Ramos J G, Caicedo J I, Cataño J G, Villarraga L G, Trujillo C G, Robledo D, Plata M
Unidad de Urología, Hospital Universitario San Ignacio, Pontificia Universidad Javeriana, Bogotá D.C., Colombia.
Departamento de Urología, Hospital Universitario de la Fundación Santa Fe de Bogotá y Facultad de Medicina de la Universidad de los Andes, Bogotá D.C., Colombia.
Actas Urol Esp. 2016 Sep;40(7):446-52. doi: 10.1016/j.acuro.2016.02.002. Epub 2016 Mar 16.
To determine the frequency of lymph node involvement in patients with clinically localised prostate adenocarcinoma who had radical prostatectomy and extended pelvic lymphadenectomy.
A prospective observational study was conducted on 137 patients with clinically localised prostate cancer of low, intermediate or high risk according to the D'Amico classification. All participants underwent radical prostatectomy plus extended pelvic lymphadenectomy in 3 reference centres in Bogota, Colombia, between 2013 and 2014. The following variables were assessed: age, prostate specific antigen levels, Gleason score of the biopsy, probability of lymph node involvement calculated with Partin tables and the histopathology result of the surgical specimen, with the definitive Gleason pattern and the total number of resected and involved lymph nodes per tumour, according to the territory of the dissection.
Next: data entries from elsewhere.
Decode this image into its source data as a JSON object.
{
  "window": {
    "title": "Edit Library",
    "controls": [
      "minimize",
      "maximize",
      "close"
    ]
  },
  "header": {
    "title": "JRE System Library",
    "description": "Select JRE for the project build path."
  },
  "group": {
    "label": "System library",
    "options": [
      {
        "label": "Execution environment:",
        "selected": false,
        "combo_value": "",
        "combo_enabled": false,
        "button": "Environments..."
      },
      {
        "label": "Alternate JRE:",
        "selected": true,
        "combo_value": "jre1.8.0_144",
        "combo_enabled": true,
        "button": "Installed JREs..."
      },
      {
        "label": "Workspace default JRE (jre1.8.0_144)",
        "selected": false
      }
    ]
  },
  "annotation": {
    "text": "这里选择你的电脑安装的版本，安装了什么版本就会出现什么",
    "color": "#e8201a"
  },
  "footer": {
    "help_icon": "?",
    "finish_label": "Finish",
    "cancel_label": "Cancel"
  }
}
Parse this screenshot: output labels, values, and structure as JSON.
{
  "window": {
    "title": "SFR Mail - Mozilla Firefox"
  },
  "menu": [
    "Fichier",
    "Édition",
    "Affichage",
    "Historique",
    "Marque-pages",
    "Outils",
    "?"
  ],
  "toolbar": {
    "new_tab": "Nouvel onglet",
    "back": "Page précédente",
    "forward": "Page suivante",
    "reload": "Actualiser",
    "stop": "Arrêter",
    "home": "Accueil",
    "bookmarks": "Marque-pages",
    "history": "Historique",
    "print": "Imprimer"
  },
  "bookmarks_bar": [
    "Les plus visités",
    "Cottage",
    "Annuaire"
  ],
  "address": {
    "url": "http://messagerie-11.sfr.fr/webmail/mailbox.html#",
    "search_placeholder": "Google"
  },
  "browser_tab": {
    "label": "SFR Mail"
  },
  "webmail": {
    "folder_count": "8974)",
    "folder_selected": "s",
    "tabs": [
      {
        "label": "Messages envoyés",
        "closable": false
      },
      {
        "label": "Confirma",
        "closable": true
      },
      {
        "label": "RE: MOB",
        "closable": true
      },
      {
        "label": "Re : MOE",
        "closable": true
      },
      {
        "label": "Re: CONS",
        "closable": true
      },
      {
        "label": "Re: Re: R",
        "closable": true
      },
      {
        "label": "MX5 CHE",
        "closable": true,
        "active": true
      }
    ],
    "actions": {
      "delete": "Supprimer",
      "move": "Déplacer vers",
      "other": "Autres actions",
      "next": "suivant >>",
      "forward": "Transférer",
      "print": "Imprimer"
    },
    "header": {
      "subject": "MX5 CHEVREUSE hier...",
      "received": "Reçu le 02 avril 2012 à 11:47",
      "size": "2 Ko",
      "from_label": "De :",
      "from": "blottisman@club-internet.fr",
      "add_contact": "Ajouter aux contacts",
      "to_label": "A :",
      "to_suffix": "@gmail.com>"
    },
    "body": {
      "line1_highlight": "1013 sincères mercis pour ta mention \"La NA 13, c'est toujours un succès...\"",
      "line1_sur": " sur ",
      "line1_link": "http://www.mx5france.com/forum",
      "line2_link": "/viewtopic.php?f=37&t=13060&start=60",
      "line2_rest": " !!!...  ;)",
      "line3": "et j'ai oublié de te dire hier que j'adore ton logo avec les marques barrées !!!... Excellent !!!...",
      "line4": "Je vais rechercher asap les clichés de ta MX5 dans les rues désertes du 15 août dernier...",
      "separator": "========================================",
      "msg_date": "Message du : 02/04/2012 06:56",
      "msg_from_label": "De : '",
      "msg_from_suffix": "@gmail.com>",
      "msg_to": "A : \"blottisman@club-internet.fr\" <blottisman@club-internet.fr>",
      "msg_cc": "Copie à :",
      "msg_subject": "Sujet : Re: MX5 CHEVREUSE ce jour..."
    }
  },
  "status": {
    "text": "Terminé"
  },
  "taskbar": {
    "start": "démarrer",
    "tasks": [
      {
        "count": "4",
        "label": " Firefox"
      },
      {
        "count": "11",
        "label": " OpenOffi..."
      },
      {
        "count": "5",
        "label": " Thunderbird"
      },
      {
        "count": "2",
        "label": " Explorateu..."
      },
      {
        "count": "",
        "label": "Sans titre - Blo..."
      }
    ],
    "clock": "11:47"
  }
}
A total of 2,876 lymph nodes were extracted (an average of 20.99 lymph nodes per patient). There was lymph node involvement in 14 (10.22%) patients. The high-risk and intermediate-risk group presented lymph node metastases in 28.57% and 5.25%, respectively. There was no lymph node involvement in the low-risk group. Of the patients at risk of lymph node involvement (≥2% according to the Partin tables), 19.40% had lymph node metastases.
Lymph node involvement in our population is similar to that reported in the worldwide literature. Extended pelvic lymphadenectomy increased the probability of detecting lymph node metastases in our community.
确定接受根治性前列腺切除术和扩大盆腔淋巴结清扫术的临床局限性前列腺腺癌患者的淋巴结受累频率。
对137例根据达米科分类法属于低、中或高风险的临床局限性前列腺癌患者进行了一项前瞻性观察研究。2013年至2014年期间,所有参与者在哥伦比亚波哥大的3个参考中心接受了根治性前列腺切除术加扩大盆腔淋巴结清扫术。评估了以下变量:年龄、前列腺特异性抗原水平、活检的Gleason评分、用Partin表计算的淋巴结受累概率以及手术标本的组织病理学结果,包括最终的Gleason模式以及根据清扫区域每个肿瘤切除和受累淋巴结的总数。
共提取了2876个淋巴结(平均每位患者20.99个淋巴结)。14例(10.22%)患者有淋巴结受累。高风险组和中风险组的淋巴结转移率分别为28.57%和5.25%。低风险组无淋巴结受累。在有淋巴结受累风险的患者中(根据Partin表≥2%),19.40%有淋巴结转移。
我们研究人群中的淋巴结受累情况与全球文献报道的相似。扩大盆腔淋巴结清扫术增加了在我们社区检测到淋巴结转移的概率。